Researchers Disclose 14 Flaws in NicheStackExploits Could Enable Several Types of Attacks
The widely used NicheStack TCP/IP stack has 14 vulnerabilities that, if exploited, could allow for remote code execution, denial of service, information leaks, TCP spoofing or DNS cache poisoning, according to researchers at Forescout and JFrog. But patches are now available.
So far, there is no evidence these flaws have been exploited, a Forescout spokesperson says. On Thursday, the U.S. Cybersecurity and Infrastructure Security Agency released an advisory describing the vulnerabilities, saying users and administrators should review the ICS Advisory ICSA-21-217-01 HCC Embedded InterNiche TCP/IP Stack NicheLite and apply the necessary updates and mitigations.
NicheStack is a proprietary TCP/IP stack developed by InterNiche Technologies in 1996 and now offered by the company HCC Embedded. Users of the stack include many OT device and critical infrastructure providers and vendors, including Emerson, Honeywell, Schneider Electric, Mitsubishi Electric and Rockwell Automation.
The flaws - which the researchers named "INFRA:HALT" - have the potential "to cause even more widespread disruption at a time when we’re already seeing an increased number of attacks against multiple global utility, oil and gas, healthcare and supply chain organizations,” says Daniel dos Santos, research manager at Forescout Research Labs. “We urge organizations to take protective measures against INFRA:HALT, which requires limiting the network exposure of critical vulnerable devices via network segmentation and patching devices when vendors release patches.” HCC recommends users apply release v4.3, which contains patches to fix the issue.
NicheStack is one of four embedded TCP/IP protocol stacks developed by InterNiche Technologies and now sold by HCC Embedded. It's used to connect embedded devices, such as the Siemens S7 line of PLCs. The IP layer in NicheStack is manually configurable and thus can be used as a client machine, an IP router or a multi-homed server.
The INFRA:HALT Vulnerabilities
The vulnerabilities, if exploited, could allow attackers to carry out a variety of malicious activities. The researchers say that two of the flaws, CVE-2020-25928 and CVE-2021-31226, could enable attackers to gain remote code execution privileges, which the researchers explained with a theoretical example as shown in the figure below:
As illustrated, an attacker could send a specially crafted DNS request to the INTER:HALT vulnerable device. This malicious request consists of a shellcode that instructs Device 1 to send a malicious FTP packet to Device 2 on the same network, which in this example is assumed to be a programmable logic controller.
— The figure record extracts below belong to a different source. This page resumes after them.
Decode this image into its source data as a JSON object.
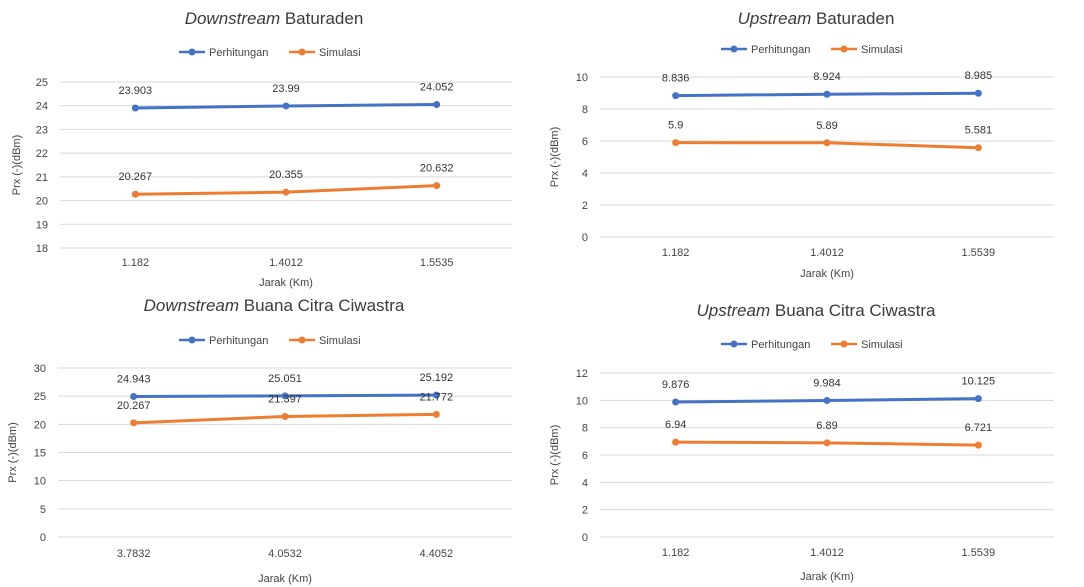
{
  "chart_data": [
    {
      "type": "line",
      "title": {
        "emphasis": "Downstream",
        "rest": " Baturaden"
      },
      "xlabel": "Jarak (Km)",
      "ylabel": "Prx (-)(dBm)",
      "categories": [
        "1.182",
        "1.4012",
        "1.5535"
      ],
      "ylim": [
        18,
        25
      ],
      "yticks": [
        18,
        19,
        20,
        21,
        22,
        23,
        24,
        25
      ],
      "grid": true,
      "legend": "top-center",
      "series": [
        {
          "name": "Perhitungan",
          "color": "#4472c4",
          "values": [
            23.903,
            23.99,
            24.052
          ],
          "labels": [
            "23.903",
            "23.99",
            "24.052"
          ]
        },
        {
          "name": "Simulasi",
          "color": "#ed7d31",
          "values": [
            20.267,
            20.355,
            20.632
          ],
          "labels": [
            "20.267",
            "20.355",
            "20.632"
          ]
        }
      ]
    },
    {
      "type": "line",
      "title": {
        "emphasis": "Upstream",
        "rest": " Baturaden"
      },
      "xlabel": "Jarak (Km)",
      "ylabel": "Prx (-)(dBm)",
      "categories": [
        "1.182",
        "1.4012",
        "1.5539"
      ],
      "ylim": [
        0,
        10
      ],
      "yticks": [
        0,
        2,
        4,
        6,
        8,
        10
      ],
      "grid": true,
      "legend": "top-center",
      "series": [
        {
          "name": "Perhitungan",
          "color": "#4472c4",
          "values": [
            8.836,
            8.924,
            8.985
          ],
          "labels": [
            "8.836",
            "8.924",
            "8.985"
          ]
        },
        {
          "name": "Simulasi",
          "color": "#ed7d31",
          "values": [
            5.9,
            5.89,
            5.581
          ],
          "labels": [
            "5.9",
            "5.89",
            "5.581"
          ]
        }
      ]
    },
    {
      "type": "line",
      "title": {
        "emphasis": "Downstream",
        "rest": " Buana Citra Ciwastra"
      },
      "xlabel": "Jarak (Km)",
      "ylabel": "Prx (-)(dBm)",
      "categories": [
        "3.7832",
        "4.0532",
        "4.4052"
      ],
      "ylim": [
        0,
        30
      ],
      "yticks": [
        0,
        5,
        10,
        15,
        20,
        25,
        30
      ],
      "grid": true,
      "legend": "top-center",
      "series": [
        {
          "name": "Perhitungan",
          "color": "#4472c4",
          "values": [
            24.943,
            25.051,
            25.192
          ],
          "labels": [
            "24.943",
            "25.051",
            "25.192"
          ]
        },
        {
          "name": "Simulasi",
          "color": "#ed7d31",
          "values": [
            20.267,
            21.397,
            21.772
          ],
          "labels": [
            "20.267",
            "21.397",
            "21.772"
          ]
        }
      ]
    },
    {
      "type": "line",
      "title": {
        "emphasis": "Upstream",
        "rest": " Buana Citra Ciwastra"
      },
      "xlabel": "Jarak (Km)",
      "ylabel": "Prx (-)(dBm)",
      "categories": [
        "1.182",
        "1.4012",
        "1.5539"
      ],
      "ylim": [
        0,
        12
      ],
      "yticks": [
        0,
        2,
        4,
        6,
        8,
        10,
        12
      ],
      "grid": true,
      "legend": "top-center",
      "series": [
        {
          "name": "Perhitungan",
          "color": "#4472c4",
          "values": [
            9.876,
            9.984,
            10.125
          ],
          "labels": [
            "9.876",
            "9.984",
            "10.125"
          ]
        },
        {
          "name": "Simulasi",
          "color": "#ed7d31",
          "values": [
            6.94,
            6.89,
            6.721
          ],
          "labels": [
            "6.94",
            "6.89",
            "6.721"
          ]
        }
      ]
    }
  ]
}
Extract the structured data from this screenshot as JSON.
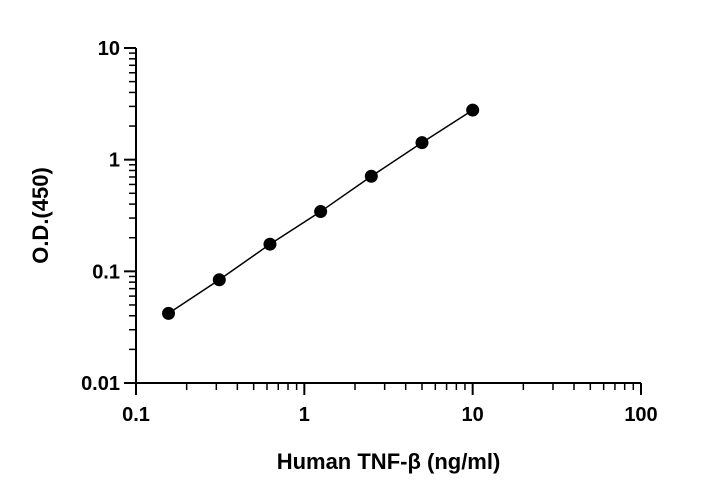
{
  "chart_data": {
    "type": "scatter",
    "xscale": "log",
    "yscale": "log",
    "xlabel": "Human TNF-β (ng/ml)",
    "ylabel": "O.D.(450)",
    "xlim": [
      0.1,
      100
    ],
    "ylim": [
      0.01,
      10
    ],
    "x_ticks": [
      0.1,
      1,
      10,
      100
    ],
    "x_tick_labels": [
      "0.1",
      "1",
      "10",
      "100"
    ],
    "y_ticks": [
      0.01,
      0.1,
      1,
      10
    ],
    "y_tick_labels": [
      "0.01",
      "0.1",
      "1",
      "10"
    ],
    "grid": false,
    "fit_line": true,
    "series": [
      {
        "points": [
          {
            "x": 0.156,
            "y": 0.042
          },
          {
            "x": 0.3125,
            "y": 0.084
          },
          {
            "x": 0.625,
            "y": 0.175
          },
          {
            "x": 1.25,
            "y": 0.343
          },
          {
            "x": 2.5,
            "y": 0.71
          },
          {
            "x": 5,
            "y": 1.42
          },
          {
            "x": 10,
            "y": 2.78
          }
        ]
      }
    ],
    "colors": {
      "axis": "#000000",
      "marker": "#000000",
      "line": "#000000"
    }
  }
}
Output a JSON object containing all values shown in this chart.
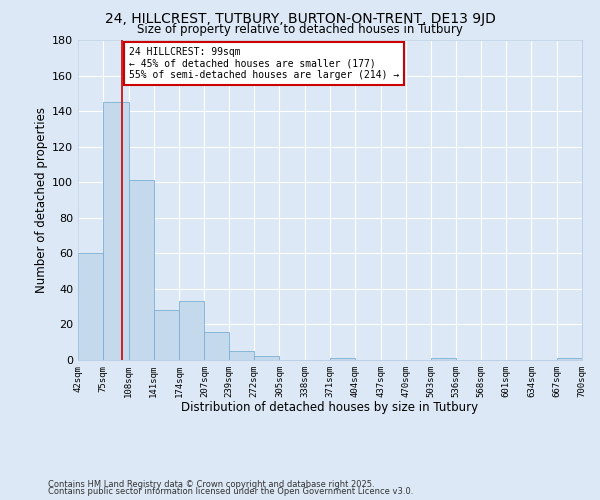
{
  "title": "24, HILLCREST, TUTBURY, BURTON-ON-TRENT, DE13 9JD",
  "subtitle": "Size of property relative to detached houses in Tutbury",
  "xlabel": "Distribution of detached houses by size in Tutbury",
  "ylabel": "Number of detached properties",
  "bin_edges": [
    42,
    75,
    108,
    141,
    174,
    207,
    239,
    272,
    305,
    338,
    371,
    404,
    437,
    470,
    503,
    536,
    568,
    601,
    634,
    667,
    700
  ],
  "counts": [
    60,
    145,
    101,
    28,
    33,
    16,
    5,
    2,
    0,
    0,
    1,
    0,
    0,
    0,
    1,
    0,
    0,
    0,
    0,
    1
  ],
  "bar_color": "#c5d9ed",
  "bar_edge_color": "#7bafd4",
  "vline_x": 99,
  "vline_color": "#cc0000",
  "annotation_title": "24 HILLCREST: 99sqm",
  "annotation_line1": "← 45% of detached houses are smaller (177)",
  "annotation_line2": "55% of semi-detached houses are larger (214) →",
  "annotation_box_color": "#ffffff",
  "annotation_box_edge": "#cc0000",
  "tick_labels": [
    "42sqm",
    "75sqm",
    "108sqm",
    "141sqm",
    "174sqm",
    "207sqm",
    "239sqm",
    "272sqm",
    "305sqm",
    "338sqm",
    "371sqm",
    "404sqm",
    "437sqm",
    "470sqm",
    "503sqm",
    "536sqm",
    "568sqm",
    "601sqm",
    "634sqm",
    "667sqm",
    "700sqm"
  ],
  "ylim": [
    0,
    180
  ],
  "yticks": [
    0,
    20,
    40,
    60,
    80,
    100,
    120,
    140,
    160,
    180
  ],
  "background_color": "#dce8f5",
  "plot_bg_color": "#dce8f5",
  "grid_color": "#ffffff",
  "footer1": "Contains HM Land Registry data © Crown copyright and database right 2025.",
  "footer2": "Contains public sector information licensed under the Open Government Licence v3.0."
}
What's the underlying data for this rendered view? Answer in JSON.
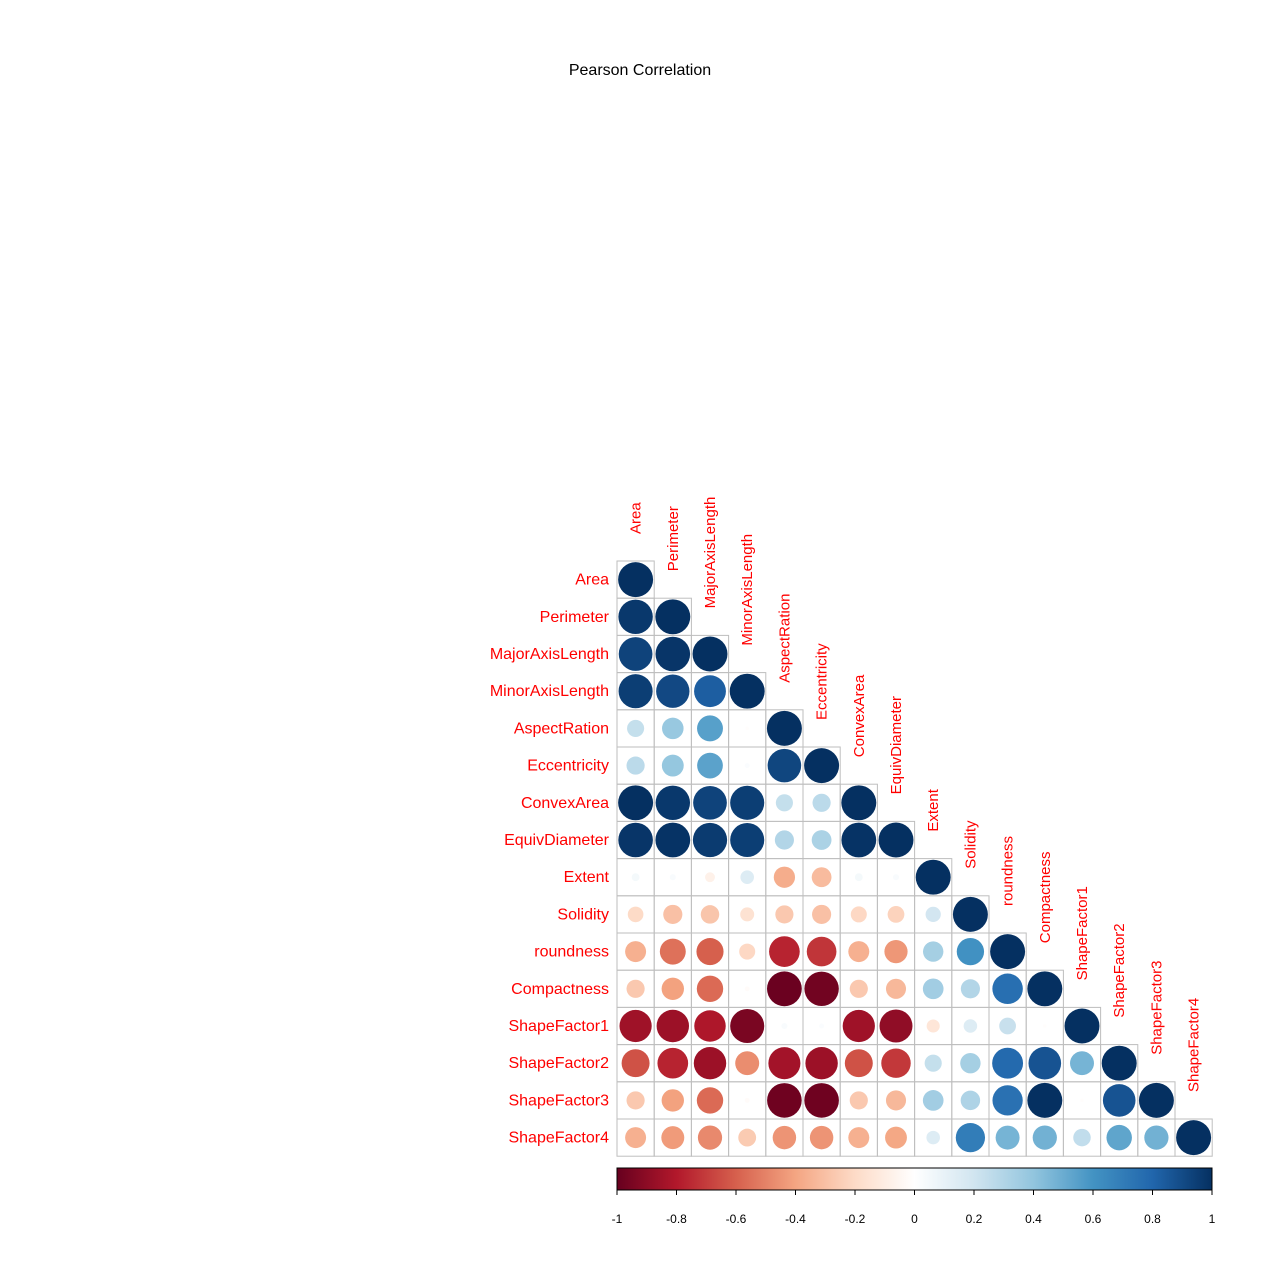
{
  "chart_data": {
    "type": "heatmap",
    "title": "Pearson Correlation",
    "layout": "lower-triangular correlation matrix, circles sized and colored by coefficient",
    "variables": [
      "Area",
      "Perimeter",
      "MajorAxisLength",
      "MinorAxisLength",
      "AspectRation",
      "Eccentricity",
      "ConvexArea",
      "EquivDiameter",
      "Extent",
      "Solidity",
      "roundness",
      "Compactness",
      "ShapeFactor1",
      "ShapeFactor2",
      "ShapeFactor3",
      "ShapeFactor4"
    ],
    "matrix": [
      [
        1.0
      ],
      [
        0.97,
        1.0
      ],
      [
        0.93,
        0.98,
        1.0
      ],
      [
        0.95,
        0.91,
        0.83,
        1.0
      ],
      [
        0.24,
        0.38,
        0.55,
        -0.01,
        1.0
      ],
      [
        0.27,
        0.39,
        0.54,
        0.02,
        0.92,
        1.0
      ],
      [
        1.0,
        0.97,
        0.93,
        0.95,
        0.24,
        0.27,
        1.0
      ],
      [
        0.98,
        0.99,
        0.96,
        0.95,
        0.3,
        0.32,
        0.99,
        1.0
      ],
      [
        0.05,
        0.03,
        -0.08,
        0.15,
        -0.37,
        -0.32,
        0.05,
        0.03,
        1.0
      ],
      [
        -0.2,
        -0.3,
        -0.28,
        -0.16,
        -0.27,
        -0.3,
        -0.21,
        -0.23,
        0.19,
        1.0
      ],
      [
        -0.36,
        -0.55,
        -0.6,
        -0.21,
        -0.77,
        -0.72,
        -0.36,
        -0.44,
        0.34,
        0.61,
        1.0
      ],
      [
        -0.27,
        -0.41,
        -0.57,
        -0.02,
        -0.99,
        -0.97,
        -0.27,
        -0.33,
        0.35,
        0.3,
        0.76,
        1.0
      ],
      [
        -0.85,
        -0.86,
        -0.81,
        -0.95,
        0.03,
        0.02,
        -0.85,
        -0.89,
        -0.14,
        0.15,
        0.23,
        -0.01,
        1.0
      ],
      [
        -0.64,
        -0.77,
        -0.86,
        -0.47,
        -0.84,
        -0.86,
        -0.64,
        -0.71,
        0.24,
        0.34,
        0.78,
        0.87,
        0.47,
        1.0
      ],
      [
        -0.27,
        -0.41,
        -0.57,
        -0.02,
        -0.98,
        -0.98,
        -0.27,
        -0.33,
        0.35,
        0.31,
        0.75,
        1.0,
        -0.01,
        0.87,
        1.0
      ],
      [
        -0.36,
        -0.43,
        -0.48,
        -0.26,
        -0.45,
        -0.45,
        -0.36,
        -0.39,
        0.15,
        0.7,
        0.47,
        0.48,
        0.25,
        0.53,
        0.48,
        1.0
      ]
    ],
    "colorbar": {
      "min": -1,
      "max": 1,
      "ticks": [
        "-1",
        "-0.8",
        "-0.6",
        "-0.4",
        "-0.2",
        "0",
        "0.2",
        "0.4",
        "0.6",
        "0.8",
        "1"
      ]
    },
    "colors": {
      "label": "#ff0000",
      "grid": "#bebebe",
      "palette": [
        "#67001f",
        "#b2182b",
        "#d6604d",
        "#f4a582",
        "#fddbc7",
        "#ffffff",
        "#d1e5f0",
        "#92c5de",
        "#4393c3",
        "#2166ac",
        "#053061"
      ]
    }
  }
}
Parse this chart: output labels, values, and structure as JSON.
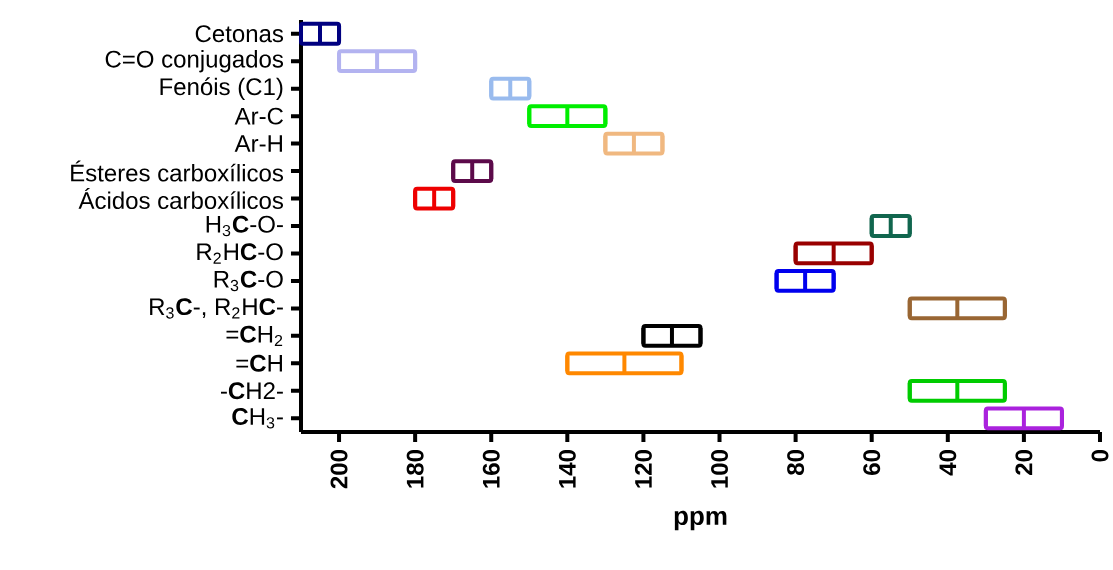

The malicious FTP packet, in turn, causes the PLC to crash and ultimately leads to a complete failure of all further processes.
The Affected Parties
A search on the Shodan search engine by Forescout showed that more than 6,400 devices are running NicheStack protocol, of which 6,360 run an HTTP server.
But Santos says more devices run the stack. "Since many of the affected devices are in operational technology, they should, by definition, not be accessible over the internet. Those 6,400 are mostly in misconfigured networks," he says.
Some 4,000 devices found in the Shodan search were in North America. The researchers said that their own database classified over 2,500 devices from 21 vendors across the globe that used NicheStack protocol.
Use of the NicheStack protocol is mainly associated with industrial control systems, including in the retail and manufacturing sectors, the researchers say.
HCC Embedded released patches in May 2021 as part of version 4.3. Other mitigation steps that Santos suggests network engineers and device vendors follow are:
- Make sure all devices and services on a network are patched with the latest software.
- Use segmentation to create air-gapped critical networks. Segmenting the network externally helps avoid exposure of vulnerable devices to other free online networks, and internal segmentation helps in limiting the organizational impact if these devices are exploited.
- Monitor the network traffic for signs of exploitation.
- For device vendors, use code-auditing tools and adopt protocols and security standards from designing to manufacturing.